Totnes offriva l'ambiente ideale per una rivoluzione cominciata solo quattro anni fa a Kinsale (Cork, Irlanda), quando il comune aveva adottato il rapporto scritto da un gruppo di studenti universitari. Nativo di Devon, il professore Rob Hopkins è andato a vivere con le sue teorie in questa località del sud-ovest dell'Inghilterra. Con la sua popolazione intellettuale un po' hippy della classe media istruita, dotata di un enorme potere d'acquisto e con i suoi interessi al tempo stesso convenzionali e alternativi, Totnes era già nota come la capitale del New Age Chic.

La sterlina di Totnes

Quello che subito sorprende in questo epicentro mondiale delle città in transizione, è il fatto di possedere una proria moneta: la sterlina di Totnes. In totale 10mila banconote da una sterlina (il rapporto con la sterlina ufficiale è di 1 a 1) sono state stampate e sono accettate da un centinaio di negozi iscritti al movimento. L'obiettivo è evidente: favorire l'acquisto di prodotti locali nei negozi della città per limitare lo spreco di energia (trasporti e così via) e contribuire alla circolazione locale del denaro e alla sopravvivenza delle piccole imprese. Nel frattempo è stato creato un sistema di scambio di beni e dei servizi di credito che va al di là delle pratiche dell'economia convezionale.

In centro quattro distributori permettono di cambiare le monete da una sterlina con delle banconote da una sterlina di Totnes. In un primo momento l'iniziativa ha provocato una viva polemica a causa della distinzione fra gli le attività commerciali iscritte e quelle che non lo sono – in particolare i negozi che fanno parte di catene commerciali, la cui clientela viene da fuori e non vuole utilizzare una moneta che non è utile nel resto del paese. "È vero, si è creata una distinzione: da un lato chi si assume la responsabilità di comprare prodotti locali, dall'altro quelli che seguono altri modelli. Ma era inevitabile», spiega Noel Longhurst, pioniere dell'organizzazione Transition Town Totnes.

Un modello che si esporta

Città in transizione esistono in Gran Bretagna, in Irlanda, in Canada, in Cile, in Australia, in Nuova Zelanda e negli Stati Uniti. Questi centri rappresentano un movimento che evolve ai margini del potere costituito, ma che cerca di collaborare con le autorità comunali. L'idea viene di solito da quattro o cinque persone, che si occupano di far conoscere gli ideali filosofici [che sono alla base del movimento] e di elaborare una strategia, e che dedicano le loro energie alla creazione di un sito internet, all'organizzazioni di convegni, di conferenze nelle scuole, di proiezioni di film o di forum civici, o alla moltiplicazione di contatti con i politici e con le attività commerciali locali e così via.

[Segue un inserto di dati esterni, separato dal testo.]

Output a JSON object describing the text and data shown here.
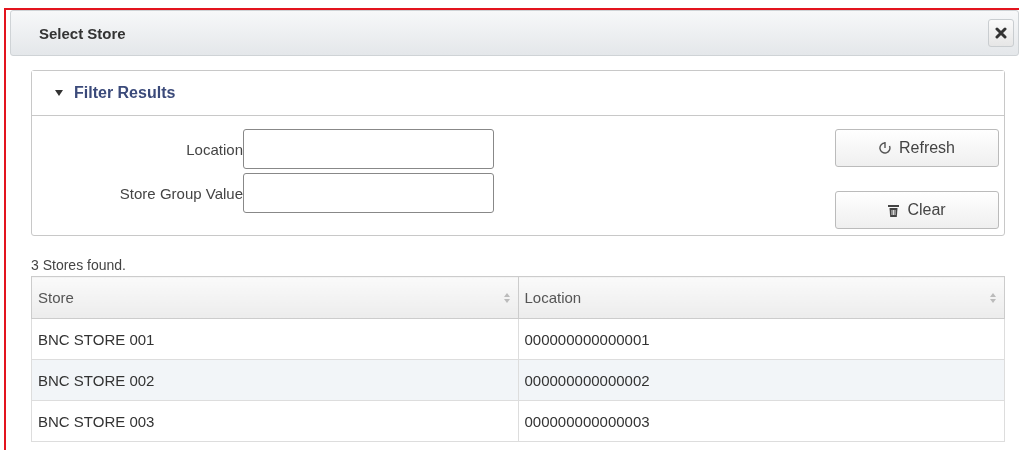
{
  "dialog": {
    "title": "Select Store"
  },
  "filter": {
    "title": "Filter Results",
    "expanded": true,
    "fields": [
      {
        "label": "Location"
      },
      {
        "label": "Store Group Value"
      }
    ],
    "buttons": [
      {
        "kind": "refresh",
        "label": "Refresh"
      },
      {
        "kind": "clear",
        "label": "Clear"
      }
    ]
  },
  "result_count": "3 Stores found.",
  "table": {
    "columns": [
      "Store",
      "Location"
    ],
    "rows": [
      [
        "BNC STORE 001",
        "000000000000001"
      ],
      [
        "BNC STORE 002",
        "000000000000002"
      ],
      [
        "BNC STORE 003",
        "000000000000003"
      ]
    ]
  }
}
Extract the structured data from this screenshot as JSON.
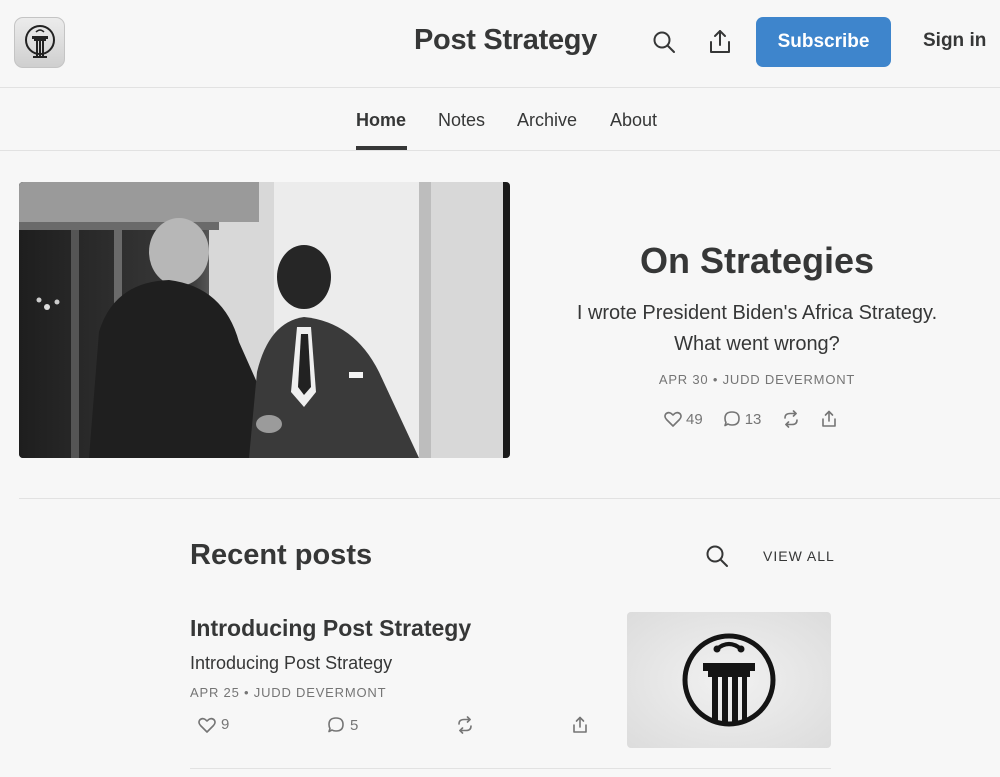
{
  "header": {
    "publication_title": "Post Strategy",
    "subscribe_label": "Subscribe",
    "signin_label": "Sign in",
    "icons": [
      "podium-logo-icon",
      "search-icon",
      "share-icon"
    ]
  },
  "nav": {
    "tabs": [
      {
        "label": "Home",
        "active": true
      },
      {
        "label": "Notes",
        "active": false
      },
      {
        "label": "Archive",
        "active": false
      },
      {
        "label": "About",
        "active": false
      }
    ]
  },
  "featured": {
    "title": "On Strategies",
    "subtitle_line1": "I wrote President Biden's Africa Strategy.",
    "subtitle_line2": "What went wrong?",
    "meta": "APR 30 • JUDD DEVERMONT",
    "likes": "49",
    "comments": "13",
    "icons": [
      "heart-icon",
      "comment-icon",
      "restack-icon",
      "share-icon"
    ]
  },
  "recent": {
    "heading": "Recent posts",
    "view_all_label": "VIEW ALL",
    "posts": [
      {
        "title": "Introducing Post Strategy",
        "subtitle": "Introducing Post Strategy",
        "meta": "APR 25 • JUDD DEVERMONT",
        "likes": "9",
        "comments": "5"
      }
    ]
  },
  "colors": {
    "accent": "#3e85cc",
    "text": "#363737",
    "muted": "#757575",
    "background": "#f7f7f7",
    "divider": "#e2e2e2"
  }
}
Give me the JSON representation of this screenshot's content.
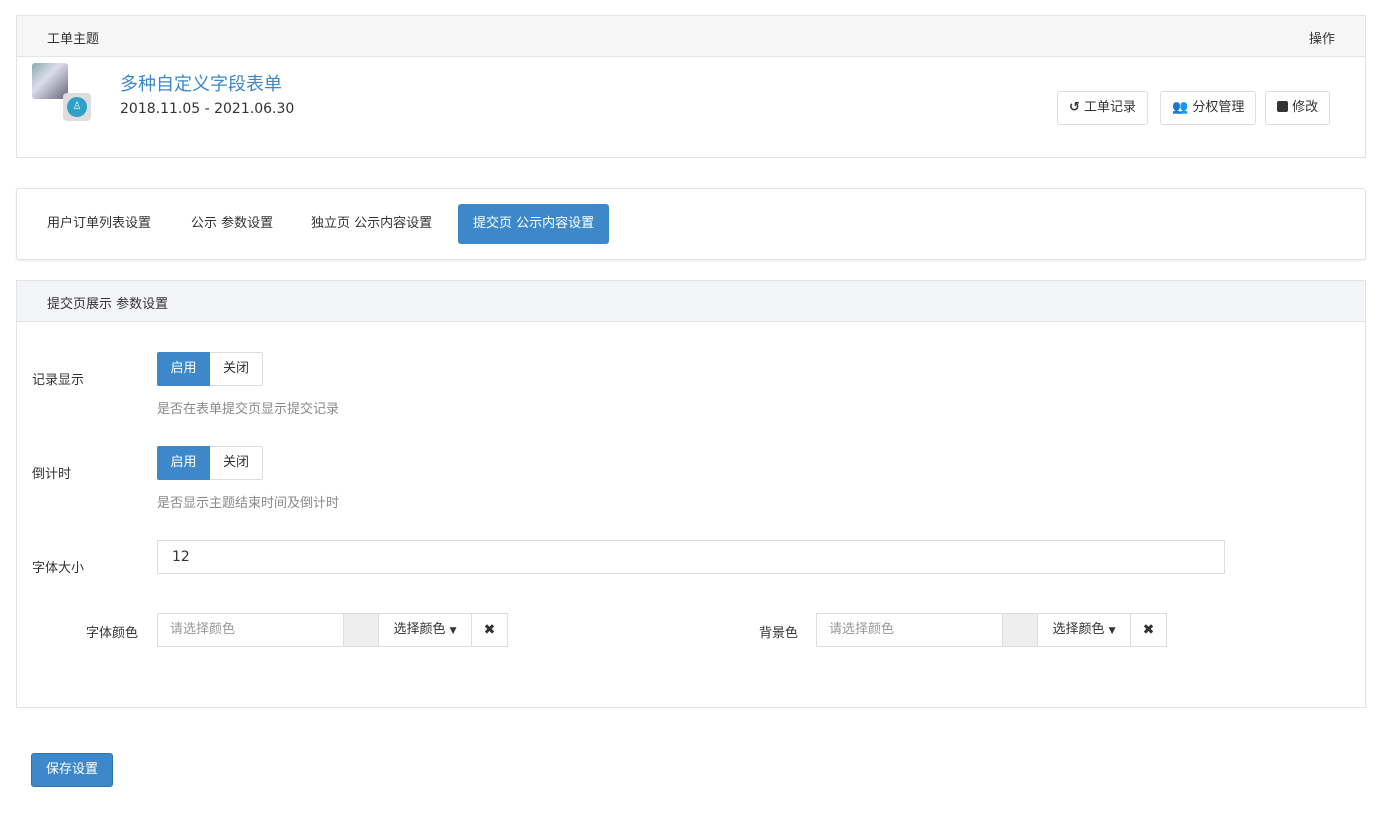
{
  "header": {
    "col_subject": "工单主题",
    "col_actions": "操作"
  },
  "ticket": {
    "title": "多种自定义字段表单",
    "date_range": "2018.11.05 - 2021.06.30"
  },
  "actions": [
    {
      "label": "工单记录",
      "icon": "history-icon"
    },
    {
      "label": "分权管理",
      "icon": "users-icon"
    },
    {
      "label": "修改",
      "icon": "edit-icon"
    }
  ],
  "tabs": [
    {
      "label": "用户订单列表设置"
    },
    {
      "label": "公示 参数设置"
    },
    {
      "label": "独立页 公示内容设置"
    },
    {
      "label": "提交页 公示内容设置",
      "active": true
    }
  ],
  "section": {
    "title": "提交页展示 参数设置"
  },
  "form": {
    "record_display": {
      "label": "记录显示",
      "on": "启用",
      "off": "关闭",
      "selected": "启用",
      "help": "是否在表单提交页显示提交记录"
    },
    "countdown": {
      "label": "倒计时",
      "on": "启用",
      "off": "关闭",
      "selected": "启用",
      "help": "是否显示主题结束时间及倒计时"
    },
    "font_size": {
      "label": "字体大小",
      "value": "12"
    },
    "font_color": {
      "label": "字体颜色",
      "placeholder": "请选择颜色",
      "picker": "选择颜色"
    },
    "bg_color": {
      "label": "背景色",
      "placeholder": "请选择颜色",
      "picker": "选择颜色"
    }
  },
  "save_label": "保存设置",
  "colors": {
    "accent": "#3d88c9"
  }
}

Per essere ufficialmente considerati come una città in transizione, le città e i villaggi devono sottoporsi a una sorta di esame. Almeno un rappresentante deve venire sul posto per dare una formazione e assicurarsi che la città possieda una piccola organizzazione che va al di là delle semplici dichiarazioni di buona intenzione e che nessuno problema di concorrenza o di dissenso interno possa frenare il progetto. Secondo Hopkins, "uno dei problemi più frequenti è lo scetticismo di chi dice che le grandi corporazioni e i poteri ufficiali ci schiacceranno se minacceremo realmente i loro interessi – un timore che finora si è rivelato del tutto infondato. Altri invece pensano che ci sono già i Verdi per lottare in favore dell'ambiente e il fatto di essere apolitici ci rende facili prede di estremisti pronti a strumentalizzare il nostro programma".

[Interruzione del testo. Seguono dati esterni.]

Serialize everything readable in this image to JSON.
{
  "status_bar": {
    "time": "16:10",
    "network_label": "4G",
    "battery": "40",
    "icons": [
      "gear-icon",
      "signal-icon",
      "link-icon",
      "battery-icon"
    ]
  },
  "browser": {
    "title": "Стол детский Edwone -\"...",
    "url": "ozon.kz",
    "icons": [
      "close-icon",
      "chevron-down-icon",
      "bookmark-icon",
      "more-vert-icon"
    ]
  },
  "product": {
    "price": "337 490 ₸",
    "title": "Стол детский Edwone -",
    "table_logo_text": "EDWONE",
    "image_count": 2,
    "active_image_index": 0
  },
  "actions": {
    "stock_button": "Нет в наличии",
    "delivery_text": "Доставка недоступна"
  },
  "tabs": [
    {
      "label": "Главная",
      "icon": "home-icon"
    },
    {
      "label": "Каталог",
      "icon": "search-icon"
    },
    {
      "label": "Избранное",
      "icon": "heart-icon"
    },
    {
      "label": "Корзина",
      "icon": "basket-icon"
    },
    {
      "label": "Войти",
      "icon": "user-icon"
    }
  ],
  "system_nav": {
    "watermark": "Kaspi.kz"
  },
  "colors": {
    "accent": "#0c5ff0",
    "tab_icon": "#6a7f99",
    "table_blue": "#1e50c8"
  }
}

L'obiettivo finale di Totnes, come di tutte le città in transizione, è quello di rilocalizzare la produzione, la distribuzione e il consumo, in modo che la grande maggioranza dei posti di lavoro siano occupati da persone locali e che gli alimenti, l'energia e l'acqua siano prodotti all'interno della stessa comunità. Per Longhurst, "bisogna pensare su scala mondiale, ma agire su scala locale. Prepararsi alla crisi, ma senza sacrifici eccessivi".